In Europe, the FTSE 100 index of leading British shares was up 0.6 percent at 5,942 while Germany's DAX rose 1.1 percent to 6,926. The CAC-40 in France was 0.5 percent higher at 3,456.
The euro was 0.3 percent higher at $1.3249.
Sentiment was also boosted by the surprise decision over the weekend by China's central bank to lower the ratio of funds that banks must hold as reserves to 20.5 percent from 21 percent, effective Friday. That will free up tens of billions of dollars for loans at a time when the growth rate is expected to drop from last quarter's 8.9 percent to closer to 8 percent. The cut is the second in two months.
"The loosening of monetary policy reflects official concern over the prospects for economic growth, where a variety of indicators such as exports, industrial production and retail sales are all reflecting a slower pace of growth," said Neil MacKinnon, global macro strategist at VTB Capital.
Earlier in Asia, Japan's Nikkei 225 index added 1.1 percent to close at 9,485.09, its highest closing level of the year. South Korea's Kospi rose slightly to 2,024.90. Mainland China's benchmark Shanghai Composite Index climbed 0.3 percent to 2,363.60 after gaining more than 1 percent earlier in the day, while the Shenzhen Composite Index gained 0.3 percent to 923.32.

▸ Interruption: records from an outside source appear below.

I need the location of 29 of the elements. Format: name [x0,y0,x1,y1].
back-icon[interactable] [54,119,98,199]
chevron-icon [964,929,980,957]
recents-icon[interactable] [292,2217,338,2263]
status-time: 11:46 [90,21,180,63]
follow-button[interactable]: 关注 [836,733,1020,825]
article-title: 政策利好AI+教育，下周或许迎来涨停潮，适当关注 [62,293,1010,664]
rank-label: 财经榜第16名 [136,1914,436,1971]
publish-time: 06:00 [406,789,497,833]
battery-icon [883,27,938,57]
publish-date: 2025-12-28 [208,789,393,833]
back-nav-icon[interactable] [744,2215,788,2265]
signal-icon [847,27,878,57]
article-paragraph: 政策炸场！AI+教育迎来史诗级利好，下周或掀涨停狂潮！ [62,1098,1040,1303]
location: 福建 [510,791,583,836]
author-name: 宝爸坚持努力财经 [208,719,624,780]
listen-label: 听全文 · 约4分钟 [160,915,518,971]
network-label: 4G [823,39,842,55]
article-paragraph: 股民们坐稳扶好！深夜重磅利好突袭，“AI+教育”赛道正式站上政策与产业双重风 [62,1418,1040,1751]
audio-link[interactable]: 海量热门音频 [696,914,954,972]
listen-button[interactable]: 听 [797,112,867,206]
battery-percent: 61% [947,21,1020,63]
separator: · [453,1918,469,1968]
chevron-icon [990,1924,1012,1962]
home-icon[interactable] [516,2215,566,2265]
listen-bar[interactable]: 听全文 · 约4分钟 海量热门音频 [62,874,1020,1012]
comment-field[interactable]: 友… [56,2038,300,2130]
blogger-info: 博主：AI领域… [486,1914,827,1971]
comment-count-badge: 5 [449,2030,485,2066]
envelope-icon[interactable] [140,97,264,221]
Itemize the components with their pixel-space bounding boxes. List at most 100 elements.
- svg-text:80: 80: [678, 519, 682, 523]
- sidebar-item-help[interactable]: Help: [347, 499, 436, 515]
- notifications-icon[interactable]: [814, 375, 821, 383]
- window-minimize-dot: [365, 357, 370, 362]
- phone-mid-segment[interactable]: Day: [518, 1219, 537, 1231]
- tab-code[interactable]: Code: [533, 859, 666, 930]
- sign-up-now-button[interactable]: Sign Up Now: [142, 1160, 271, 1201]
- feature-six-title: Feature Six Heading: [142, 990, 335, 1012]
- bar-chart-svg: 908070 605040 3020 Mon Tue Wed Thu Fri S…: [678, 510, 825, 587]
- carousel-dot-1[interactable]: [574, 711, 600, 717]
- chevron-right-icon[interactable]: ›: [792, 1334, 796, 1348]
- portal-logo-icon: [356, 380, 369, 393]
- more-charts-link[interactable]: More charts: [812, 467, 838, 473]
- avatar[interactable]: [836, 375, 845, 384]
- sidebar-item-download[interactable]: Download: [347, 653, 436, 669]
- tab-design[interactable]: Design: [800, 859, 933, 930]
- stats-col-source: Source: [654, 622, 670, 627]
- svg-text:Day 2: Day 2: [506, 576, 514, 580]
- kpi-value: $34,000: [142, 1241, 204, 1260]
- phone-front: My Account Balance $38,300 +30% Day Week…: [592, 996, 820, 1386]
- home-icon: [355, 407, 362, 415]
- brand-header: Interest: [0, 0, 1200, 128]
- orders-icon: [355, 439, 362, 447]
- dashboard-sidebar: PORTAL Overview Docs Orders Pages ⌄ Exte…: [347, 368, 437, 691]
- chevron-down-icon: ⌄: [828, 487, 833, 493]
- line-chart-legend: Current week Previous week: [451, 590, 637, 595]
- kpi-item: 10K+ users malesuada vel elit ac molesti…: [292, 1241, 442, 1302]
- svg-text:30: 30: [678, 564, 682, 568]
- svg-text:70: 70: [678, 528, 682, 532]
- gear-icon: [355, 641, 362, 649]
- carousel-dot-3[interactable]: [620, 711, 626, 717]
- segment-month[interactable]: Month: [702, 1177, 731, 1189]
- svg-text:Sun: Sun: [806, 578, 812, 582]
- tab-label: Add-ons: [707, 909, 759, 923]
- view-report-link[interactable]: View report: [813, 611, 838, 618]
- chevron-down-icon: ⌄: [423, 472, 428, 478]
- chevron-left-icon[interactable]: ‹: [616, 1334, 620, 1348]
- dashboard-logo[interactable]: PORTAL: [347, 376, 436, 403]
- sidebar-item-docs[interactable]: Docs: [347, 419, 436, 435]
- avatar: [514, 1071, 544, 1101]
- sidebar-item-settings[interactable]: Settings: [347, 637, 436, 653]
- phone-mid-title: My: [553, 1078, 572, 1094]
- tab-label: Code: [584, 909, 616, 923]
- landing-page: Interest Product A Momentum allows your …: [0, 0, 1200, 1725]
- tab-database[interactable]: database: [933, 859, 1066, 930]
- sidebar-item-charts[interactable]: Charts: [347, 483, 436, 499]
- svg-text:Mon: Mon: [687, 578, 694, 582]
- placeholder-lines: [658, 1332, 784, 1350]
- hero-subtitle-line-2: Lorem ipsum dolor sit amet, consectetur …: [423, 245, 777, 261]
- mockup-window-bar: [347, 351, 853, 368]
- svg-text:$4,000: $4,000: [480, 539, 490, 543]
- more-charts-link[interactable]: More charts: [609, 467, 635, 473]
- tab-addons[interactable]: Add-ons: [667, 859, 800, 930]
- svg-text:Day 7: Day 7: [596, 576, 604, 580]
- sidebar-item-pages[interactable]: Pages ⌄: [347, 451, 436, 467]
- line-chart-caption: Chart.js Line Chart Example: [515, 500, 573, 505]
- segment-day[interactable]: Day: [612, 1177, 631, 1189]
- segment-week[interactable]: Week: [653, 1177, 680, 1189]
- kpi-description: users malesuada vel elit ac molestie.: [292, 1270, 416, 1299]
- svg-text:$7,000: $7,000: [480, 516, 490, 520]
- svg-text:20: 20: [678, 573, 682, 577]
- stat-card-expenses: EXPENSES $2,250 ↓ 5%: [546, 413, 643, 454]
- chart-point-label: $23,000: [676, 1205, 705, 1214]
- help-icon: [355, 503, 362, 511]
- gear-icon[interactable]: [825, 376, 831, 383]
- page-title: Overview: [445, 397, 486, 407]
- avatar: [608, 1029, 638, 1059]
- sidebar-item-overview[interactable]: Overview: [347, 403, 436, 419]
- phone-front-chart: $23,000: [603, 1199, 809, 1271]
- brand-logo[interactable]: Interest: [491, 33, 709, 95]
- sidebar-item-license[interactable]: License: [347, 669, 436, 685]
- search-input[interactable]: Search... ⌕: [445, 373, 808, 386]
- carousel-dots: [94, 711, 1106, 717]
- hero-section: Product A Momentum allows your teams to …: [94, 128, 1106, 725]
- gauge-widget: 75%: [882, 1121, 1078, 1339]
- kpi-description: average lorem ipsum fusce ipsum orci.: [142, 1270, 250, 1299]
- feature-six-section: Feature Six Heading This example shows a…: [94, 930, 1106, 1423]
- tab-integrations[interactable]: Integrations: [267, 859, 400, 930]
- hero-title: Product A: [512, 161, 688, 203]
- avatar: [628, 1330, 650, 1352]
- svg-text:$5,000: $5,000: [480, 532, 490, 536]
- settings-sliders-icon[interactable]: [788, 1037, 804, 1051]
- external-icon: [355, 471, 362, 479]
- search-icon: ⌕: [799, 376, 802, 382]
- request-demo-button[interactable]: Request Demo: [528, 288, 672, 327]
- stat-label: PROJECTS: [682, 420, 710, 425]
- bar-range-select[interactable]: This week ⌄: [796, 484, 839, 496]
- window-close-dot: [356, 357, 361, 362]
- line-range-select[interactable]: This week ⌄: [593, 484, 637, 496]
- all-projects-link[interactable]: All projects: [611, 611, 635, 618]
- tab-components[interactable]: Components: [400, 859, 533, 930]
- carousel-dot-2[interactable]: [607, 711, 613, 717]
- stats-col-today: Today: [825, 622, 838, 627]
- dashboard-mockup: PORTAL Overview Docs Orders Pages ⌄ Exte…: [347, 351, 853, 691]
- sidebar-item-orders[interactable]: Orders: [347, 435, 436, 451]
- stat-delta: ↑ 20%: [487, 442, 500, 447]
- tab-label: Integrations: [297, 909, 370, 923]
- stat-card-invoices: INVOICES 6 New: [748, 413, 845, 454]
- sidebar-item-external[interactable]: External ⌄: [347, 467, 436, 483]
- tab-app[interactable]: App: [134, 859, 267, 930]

Hong Kong's Hang Seng dipped 0.3 percent to 21,424.79.
In the oil markets, Iran was battling with Greece to be the main focus of attention. Oil prices jumped to a nine-month high above $105 a barrel Monday after Iran said it halted crude exports to Britain and France in an escalation of a dispute over the Middle Eastern country's nuclear program. Benchmark March crude was up $1.83 to $105.43 per barrel in electronic trading on the New York Mercantile Exchange.
Pamela Sampson in Bangkok contributed to this report.